El presentador Rafa Maza, junto a Luisa Gavasa

 

 

   El título de mejor largo aragonés se lo llevó Miau, de Ignacio Estaregui, que solo competía en una categoría esta vez exigua con Incierta gloria, de Agustí Villaronga. La actriz Luisa Gavasa, auténtica musa del sector en Aragón, se desplazó expresamente hasta la capital maña para entregar este galardón, aprovechando además que ella formaba parte del reparto de ambas cintas. Miau conquistó también las estatuillas a mejor fotografía y diseño de producción.
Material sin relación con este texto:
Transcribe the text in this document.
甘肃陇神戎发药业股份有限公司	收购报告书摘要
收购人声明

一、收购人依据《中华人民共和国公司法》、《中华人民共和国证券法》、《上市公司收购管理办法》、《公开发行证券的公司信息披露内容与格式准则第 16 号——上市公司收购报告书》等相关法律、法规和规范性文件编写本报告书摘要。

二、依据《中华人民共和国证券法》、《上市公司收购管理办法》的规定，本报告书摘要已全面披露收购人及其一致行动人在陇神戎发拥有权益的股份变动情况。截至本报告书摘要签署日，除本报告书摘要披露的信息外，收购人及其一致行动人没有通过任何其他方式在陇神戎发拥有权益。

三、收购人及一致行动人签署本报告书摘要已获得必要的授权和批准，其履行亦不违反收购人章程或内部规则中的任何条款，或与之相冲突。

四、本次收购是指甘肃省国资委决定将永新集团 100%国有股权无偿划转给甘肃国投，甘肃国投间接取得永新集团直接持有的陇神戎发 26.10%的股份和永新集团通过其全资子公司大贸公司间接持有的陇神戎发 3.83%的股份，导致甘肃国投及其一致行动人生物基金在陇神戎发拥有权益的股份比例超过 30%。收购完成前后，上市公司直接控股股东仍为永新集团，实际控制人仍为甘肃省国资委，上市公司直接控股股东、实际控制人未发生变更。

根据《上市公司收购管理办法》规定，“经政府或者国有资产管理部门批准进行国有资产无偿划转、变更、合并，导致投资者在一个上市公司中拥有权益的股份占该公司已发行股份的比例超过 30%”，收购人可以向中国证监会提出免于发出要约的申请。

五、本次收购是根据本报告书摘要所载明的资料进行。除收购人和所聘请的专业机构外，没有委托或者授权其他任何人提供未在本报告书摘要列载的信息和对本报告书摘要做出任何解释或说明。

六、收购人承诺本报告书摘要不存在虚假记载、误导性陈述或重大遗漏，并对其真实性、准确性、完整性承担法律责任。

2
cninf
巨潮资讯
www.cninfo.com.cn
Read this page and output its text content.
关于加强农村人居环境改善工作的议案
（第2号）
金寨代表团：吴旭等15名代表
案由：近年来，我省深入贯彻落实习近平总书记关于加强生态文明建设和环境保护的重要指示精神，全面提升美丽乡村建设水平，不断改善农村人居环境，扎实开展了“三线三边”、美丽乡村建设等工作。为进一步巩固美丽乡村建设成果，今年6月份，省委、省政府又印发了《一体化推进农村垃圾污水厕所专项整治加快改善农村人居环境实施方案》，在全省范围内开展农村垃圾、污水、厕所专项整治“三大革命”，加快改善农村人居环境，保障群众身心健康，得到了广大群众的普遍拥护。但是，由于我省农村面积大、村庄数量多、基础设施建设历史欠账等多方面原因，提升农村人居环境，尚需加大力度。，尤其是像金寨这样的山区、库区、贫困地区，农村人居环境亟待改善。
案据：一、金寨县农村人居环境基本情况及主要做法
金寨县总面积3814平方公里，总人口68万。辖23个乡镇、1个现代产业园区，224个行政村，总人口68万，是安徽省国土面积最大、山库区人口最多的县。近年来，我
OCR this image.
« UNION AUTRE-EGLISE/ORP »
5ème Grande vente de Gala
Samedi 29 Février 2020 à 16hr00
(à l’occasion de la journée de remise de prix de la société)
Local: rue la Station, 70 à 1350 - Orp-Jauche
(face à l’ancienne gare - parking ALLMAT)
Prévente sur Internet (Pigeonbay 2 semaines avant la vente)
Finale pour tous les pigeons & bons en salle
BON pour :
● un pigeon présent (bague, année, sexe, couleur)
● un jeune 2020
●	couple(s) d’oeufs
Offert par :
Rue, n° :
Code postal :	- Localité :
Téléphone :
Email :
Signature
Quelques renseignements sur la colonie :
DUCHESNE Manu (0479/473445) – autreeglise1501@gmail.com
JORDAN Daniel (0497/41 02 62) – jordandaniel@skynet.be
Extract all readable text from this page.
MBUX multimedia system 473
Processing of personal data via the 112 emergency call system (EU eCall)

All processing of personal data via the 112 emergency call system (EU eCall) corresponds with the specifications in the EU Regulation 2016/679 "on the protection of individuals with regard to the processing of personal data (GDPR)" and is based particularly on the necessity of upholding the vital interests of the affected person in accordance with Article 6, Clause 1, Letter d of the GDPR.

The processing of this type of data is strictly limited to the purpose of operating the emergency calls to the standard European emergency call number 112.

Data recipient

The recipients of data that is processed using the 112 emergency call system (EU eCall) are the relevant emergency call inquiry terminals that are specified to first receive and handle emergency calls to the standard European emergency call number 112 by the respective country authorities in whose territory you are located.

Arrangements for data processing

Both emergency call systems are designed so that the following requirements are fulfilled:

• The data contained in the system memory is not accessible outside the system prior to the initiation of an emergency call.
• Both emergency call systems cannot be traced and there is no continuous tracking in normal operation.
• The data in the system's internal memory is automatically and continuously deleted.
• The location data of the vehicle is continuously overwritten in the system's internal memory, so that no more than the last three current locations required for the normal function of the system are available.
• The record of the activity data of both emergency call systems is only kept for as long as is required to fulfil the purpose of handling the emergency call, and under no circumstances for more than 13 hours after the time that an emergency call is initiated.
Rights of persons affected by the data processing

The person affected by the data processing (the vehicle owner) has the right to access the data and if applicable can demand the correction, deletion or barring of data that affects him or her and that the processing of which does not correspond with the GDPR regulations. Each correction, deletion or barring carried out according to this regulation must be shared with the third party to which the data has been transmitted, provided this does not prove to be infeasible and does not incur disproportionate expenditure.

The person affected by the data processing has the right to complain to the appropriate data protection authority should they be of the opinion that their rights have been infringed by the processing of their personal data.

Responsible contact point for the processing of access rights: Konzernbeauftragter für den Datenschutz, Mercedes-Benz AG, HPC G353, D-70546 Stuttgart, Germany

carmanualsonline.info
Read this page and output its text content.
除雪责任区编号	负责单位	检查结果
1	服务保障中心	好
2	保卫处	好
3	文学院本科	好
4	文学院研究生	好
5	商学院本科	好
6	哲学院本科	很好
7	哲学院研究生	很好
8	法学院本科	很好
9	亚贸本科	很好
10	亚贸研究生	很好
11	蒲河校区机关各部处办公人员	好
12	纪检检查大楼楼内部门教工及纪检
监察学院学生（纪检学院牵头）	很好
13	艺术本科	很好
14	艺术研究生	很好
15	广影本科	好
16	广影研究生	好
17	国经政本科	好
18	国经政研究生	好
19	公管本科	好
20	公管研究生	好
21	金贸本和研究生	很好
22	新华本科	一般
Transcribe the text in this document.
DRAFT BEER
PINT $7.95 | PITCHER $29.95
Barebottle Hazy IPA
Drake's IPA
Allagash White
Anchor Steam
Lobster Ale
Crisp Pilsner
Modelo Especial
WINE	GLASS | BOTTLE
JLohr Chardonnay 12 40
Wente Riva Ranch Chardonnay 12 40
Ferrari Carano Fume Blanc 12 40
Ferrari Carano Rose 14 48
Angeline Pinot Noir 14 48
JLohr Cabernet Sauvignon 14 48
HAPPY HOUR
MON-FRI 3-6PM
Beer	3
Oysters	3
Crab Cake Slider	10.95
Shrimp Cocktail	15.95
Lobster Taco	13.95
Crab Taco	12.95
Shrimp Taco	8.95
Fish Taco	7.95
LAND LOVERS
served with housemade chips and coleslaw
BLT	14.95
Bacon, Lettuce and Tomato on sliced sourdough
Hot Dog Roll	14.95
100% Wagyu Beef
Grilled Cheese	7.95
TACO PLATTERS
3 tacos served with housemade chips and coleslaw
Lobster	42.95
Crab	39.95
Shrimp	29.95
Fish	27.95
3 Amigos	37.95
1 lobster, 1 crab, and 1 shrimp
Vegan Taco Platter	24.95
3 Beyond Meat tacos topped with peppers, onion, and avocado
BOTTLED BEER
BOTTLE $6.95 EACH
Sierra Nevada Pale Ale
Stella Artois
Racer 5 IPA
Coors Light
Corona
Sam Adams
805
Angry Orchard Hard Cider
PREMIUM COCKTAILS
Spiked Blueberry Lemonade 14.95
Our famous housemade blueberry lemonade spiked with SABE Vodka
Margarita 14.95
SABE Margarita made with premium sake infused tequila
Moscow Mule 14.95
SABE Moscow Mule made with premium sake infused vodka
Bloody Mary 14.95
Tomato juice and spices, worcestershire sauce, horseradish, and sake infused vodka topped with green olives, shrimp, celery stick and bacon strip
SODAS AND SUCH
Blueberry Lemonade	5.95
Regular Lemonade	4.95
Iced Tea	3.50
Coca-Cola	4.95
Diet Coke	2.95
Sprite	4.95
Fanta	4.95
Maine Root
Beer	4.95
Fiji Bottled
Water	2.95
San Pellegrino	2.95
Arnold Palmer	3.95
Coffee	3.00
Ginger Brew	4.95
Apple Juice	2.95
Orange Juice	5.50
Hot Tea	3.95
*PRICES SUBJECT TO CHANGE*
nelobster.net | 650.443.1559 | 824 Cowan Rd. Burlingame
Fue una casi afónica Gloria Sendino, precisamente, la que quiso compartir este trofeo con “todas las personas que intentan sacar adelante una película en Aragón”. Y el productor ejecutivo de la cinta, Jaime García Machín, cerró la gala enarbolando un discurso de sabor agridulce. “Doy gracias a las instituciones por su ayuda. Por su escasa ayuda. El que da lo que tiene no está obligado a más, cierto, pero sería bueno que las instituciones lucháseis mucho más”, sugirió.

 

 

Jesús Vidal ha vuelto a hacerlo

El momento de ovaciones más prolongadas y asistentes puestos en pie lo propició Jesús Vidal, reciente Goya a actor revelación por Campeones y del que muchos no conocían su faceta de embajador de los Simón. “Ustedes tampoco saben lo que han hecho. Me han vuelto a hacer muy feliz”, anunció con su ya inconfundible bonhomía, parafraseando ese discurso de agradecimiento en los Goya con el que dio la vuelta al mundo. Vidal reivindicó “el valor añadido que para el cine tenemos las personas diferentes, eso que algunos llaman personas con capacidad”, porque, según dijo, “aportamos verdad”. Y formuló una muy seria petición a “productores, directores y directores de casting”: “Nosotros podemos interpretar muchos personajes, incluso algunos que no tengan discapacidad. A ver si toman nota. El cambio en la sociedad que ha propiciado Campeonesse debe a que, si una imagen vale más que mil palabras, una imagen en movimiento vale más que un millón de palabras…”.

 

También fue calurosísima la acogida ofrecida al productor Félix Zapatero, un histórico del sector, cuando levantó su Simón de Honor. “Hay tal cantidad de talento en esta comunidad, desde Jorge Usón a Carmen Barrantes, que el futuro está asegurado”, pronosticó. Y admitió que a estas alturas de la vida ha preferido orillar ya su faceta cinematográfica. “Estoy delicado y me paso el tiempo escribiendo mis memorias, para que les queden a mi familia, y volviendo a tocar música con mis amigos de los años sesenta..:”, nos confió.